Há um tempo na vida em que não existe rumo. Nenhuma regra para seguir e voce pode deixar as coisas seguirem sem razão ou sentido. O modelo não foi criado e o mapa é feito enquanto se viaja. Cada manhã apresenta uma possibilidade, acordar é como beber com sede. Na verdade tudo é impensado e portanto, milagroso. A vida é uma amiga, o que não faz parte dessa amizade não é natural.
Havia então um doce namoro entre eu e meus sonhos. Eu ainda não aprendera que era errado sonhar. Nenhuma teoria me dizia que aquilo podia ser auto-erotismo ou preguiça. Sem culpa, eu amava minha companhia e pensava que viver seria amar cada vez mais. Dava prazeres para mim mesmo. Revistas coloridas, brinquedos que eu inventava e cantos secretos da casa onde me escondia. Todo momento era devaneio, todo detalhe uma descoberta. O espaço dentro de mim era maior que o universo ( mas eu não sabia ).
Tinha certeza de que moravam homens dentro da televisão, ficava olhando a tv por trás para tentar surpreende-los. Assim como acreditava que havia um quarto secreto em casa onde viviam os antigos donos. Quando chovia de madrugada e a água escorria pelas calhas de lata eu ficava acordado para ouvir aquele barulho. Já intuia que podia ser a última chance. O sinal do tempo já nascia.
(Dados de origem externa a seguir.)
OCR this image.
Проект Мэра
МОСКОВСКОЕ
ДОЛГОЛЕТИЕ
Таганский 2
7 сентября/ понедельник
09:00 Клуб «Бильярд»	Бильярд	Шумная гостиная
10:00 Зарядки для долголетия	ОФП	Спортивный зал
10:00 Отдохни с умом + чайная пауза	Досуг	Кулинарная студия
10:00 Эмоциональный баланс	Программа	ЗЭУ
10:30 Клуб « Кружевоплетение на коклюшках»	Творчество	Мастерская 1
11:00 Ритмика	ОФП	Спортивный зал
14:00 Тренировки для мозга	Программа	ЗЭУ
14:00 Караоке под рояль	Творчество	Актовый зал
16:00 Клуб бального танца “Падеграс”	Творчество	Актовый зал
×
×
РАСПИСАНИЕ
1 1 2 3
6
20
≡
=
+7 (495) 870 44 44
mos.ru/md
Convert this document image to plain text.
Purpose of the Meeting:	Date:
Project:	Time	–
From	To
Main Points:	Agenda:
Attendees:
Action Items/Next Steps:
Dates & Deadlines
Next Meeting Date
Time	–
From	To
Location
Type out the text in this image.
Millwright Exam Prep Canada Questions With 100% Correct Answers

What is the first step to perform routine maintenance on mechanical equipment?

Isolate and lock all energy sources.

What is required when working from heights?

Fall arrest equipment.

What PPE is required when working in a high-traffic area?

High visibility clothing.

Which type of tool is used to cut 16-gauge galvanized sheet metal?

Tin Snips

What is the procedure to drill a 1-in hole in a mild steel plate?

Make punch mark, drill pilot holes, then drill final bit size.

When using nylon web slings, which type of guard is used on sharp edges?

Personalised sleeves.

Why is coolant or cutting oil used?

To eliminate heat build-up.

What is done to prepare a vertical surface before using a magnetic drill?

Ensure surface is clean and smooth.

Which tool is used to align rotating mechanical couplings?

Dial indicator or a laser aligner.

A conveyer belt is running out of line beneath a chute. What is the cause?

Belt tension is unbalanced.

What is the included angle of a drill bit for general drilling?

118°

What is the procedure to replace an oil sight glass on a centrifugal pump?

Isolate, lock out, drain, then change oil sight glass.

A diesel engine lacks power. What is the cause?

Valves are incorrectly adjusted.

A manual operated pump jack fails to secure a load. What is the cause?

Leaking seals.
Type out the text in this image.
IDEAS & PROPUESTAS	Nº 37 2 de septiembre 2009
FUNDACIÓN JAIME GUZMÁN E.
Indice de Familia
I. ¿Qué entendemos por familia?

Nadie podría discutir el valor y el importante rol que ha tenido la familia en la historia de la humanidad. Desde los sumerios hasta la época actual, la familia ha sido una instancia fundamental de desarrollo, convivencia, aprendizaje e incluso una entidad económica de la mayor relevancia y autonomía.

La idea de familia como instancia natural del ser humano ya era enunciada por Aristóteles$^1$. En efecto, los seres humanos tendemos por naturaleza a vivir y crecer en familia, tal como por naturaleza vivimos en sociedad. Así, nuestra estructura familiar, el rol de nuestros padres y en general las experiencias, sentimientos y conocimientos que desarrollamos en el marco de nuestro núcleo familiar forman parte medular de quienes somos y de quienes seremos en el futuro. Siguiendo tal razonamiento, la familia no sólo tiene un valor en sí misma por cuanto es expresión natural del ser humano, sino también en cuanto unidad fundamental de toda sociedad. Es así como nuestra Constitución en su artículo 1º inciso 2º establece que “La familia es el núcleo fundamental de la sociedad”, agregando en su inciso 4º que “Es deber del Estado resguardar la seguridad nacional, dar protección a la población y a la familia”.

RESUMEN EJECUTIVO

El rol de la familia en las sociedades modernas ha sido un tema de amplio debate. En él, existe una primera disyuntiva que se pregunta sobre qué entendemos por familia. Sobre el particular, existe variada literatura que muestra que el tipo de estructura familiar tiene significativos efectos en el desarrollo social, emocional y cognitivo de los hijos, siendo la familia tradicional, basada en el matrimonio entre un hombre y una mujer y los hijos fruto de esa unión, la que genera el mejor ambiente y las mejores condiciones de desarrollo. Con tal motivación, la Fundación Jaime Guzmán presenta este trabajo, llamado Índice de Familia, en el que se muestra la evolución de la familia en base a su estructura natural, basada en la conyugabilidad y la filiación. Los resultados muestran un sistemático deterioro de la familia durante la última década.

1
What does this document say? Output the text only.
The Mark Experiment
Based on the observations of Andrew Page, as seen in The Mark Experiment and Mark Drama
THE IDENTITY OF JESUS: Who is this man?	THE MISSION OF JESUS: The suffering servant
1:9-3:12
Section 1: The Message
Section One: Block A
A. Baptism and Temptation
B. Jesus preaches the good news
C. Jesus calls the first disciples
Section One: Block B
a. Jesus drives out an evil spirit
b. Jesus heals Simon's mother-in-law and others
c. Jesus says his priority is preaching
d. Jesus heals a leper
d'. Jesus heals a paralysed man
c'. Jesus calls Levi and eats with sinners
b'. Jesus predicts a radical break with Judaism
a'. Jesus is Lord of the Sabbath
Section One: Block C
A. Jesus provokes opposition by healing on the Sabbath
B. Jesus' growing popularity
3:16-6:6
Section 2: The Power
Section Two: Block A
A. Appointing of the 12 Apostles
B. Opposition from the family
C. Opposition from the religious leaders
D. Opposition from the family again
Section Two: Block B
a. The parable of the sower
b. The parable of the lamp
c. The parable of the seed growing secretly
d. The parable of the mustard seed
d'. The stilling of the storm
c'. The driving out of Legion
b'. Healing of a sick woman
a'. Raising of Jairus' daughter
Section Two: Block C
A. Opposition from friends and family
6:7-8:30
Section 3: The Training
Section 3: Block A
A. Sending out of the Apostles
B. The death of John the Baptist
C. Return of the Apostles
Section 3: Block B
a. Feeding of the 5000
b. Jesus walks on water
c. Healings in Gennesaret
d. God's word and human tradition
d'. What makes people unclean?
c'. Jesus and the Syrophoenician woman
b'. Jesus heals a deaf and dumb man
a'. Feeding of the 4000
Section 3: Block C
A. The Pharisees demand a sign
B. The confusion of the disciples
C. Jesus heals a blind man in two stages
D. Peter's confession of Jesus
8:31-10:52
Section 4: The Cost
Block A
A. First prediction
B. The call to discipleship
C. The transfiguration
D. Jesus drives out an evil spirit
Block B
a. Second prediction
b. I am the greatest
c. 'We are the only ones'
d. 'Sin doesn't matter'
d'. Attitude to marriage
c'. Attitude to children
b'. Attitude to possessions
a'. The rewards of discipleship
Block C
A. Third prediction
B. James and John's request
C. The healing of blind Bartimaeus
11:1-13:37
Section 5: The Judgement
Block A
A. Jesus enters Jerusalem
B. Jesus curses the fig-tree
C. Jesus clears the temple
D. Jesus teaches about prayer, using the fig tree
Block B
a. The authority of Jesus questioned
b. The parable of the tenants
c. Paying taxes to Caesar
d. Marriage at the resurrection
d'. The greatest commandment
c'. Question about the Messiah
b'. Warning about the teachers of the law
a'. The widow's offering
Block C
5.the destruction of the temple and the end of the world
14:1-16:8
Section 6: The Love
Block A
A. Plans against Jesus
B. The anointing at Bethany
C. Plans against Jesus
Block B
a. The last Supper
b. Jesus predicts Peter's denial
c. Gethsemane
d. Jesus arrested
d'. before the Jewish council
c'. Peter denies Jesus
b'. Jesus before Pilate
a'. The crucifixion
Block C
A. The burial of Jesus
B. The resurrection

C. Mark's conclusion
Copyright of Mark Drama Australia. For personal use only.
Mas eu insistia. Cada passo dado no capinzal era o risco de se topar com o desconhecido. E acima das nuvens eu sabia que havia Deus. Meu pai nunca morreria, minha mãe nunca ficaria velha e ser grande era ser igualzinho a meu pai. E todo aquele mato, aqueles cantos de pássaros e os córregos claros seriam sempre como eram então: meus. ( Mas na verdade não eram meus, eram mais que isso, eu sentia que eu pertencia a eles e por eles eu sobreviveria ).
Todo homem vive seu momento de Adão, a queda. A minha ainda estava distante. ( Me dá raiva saber que por mais ateu que eu tenha sido, e lutado orgulhoso para o ser, voce sempre age e sofre como um cristão. )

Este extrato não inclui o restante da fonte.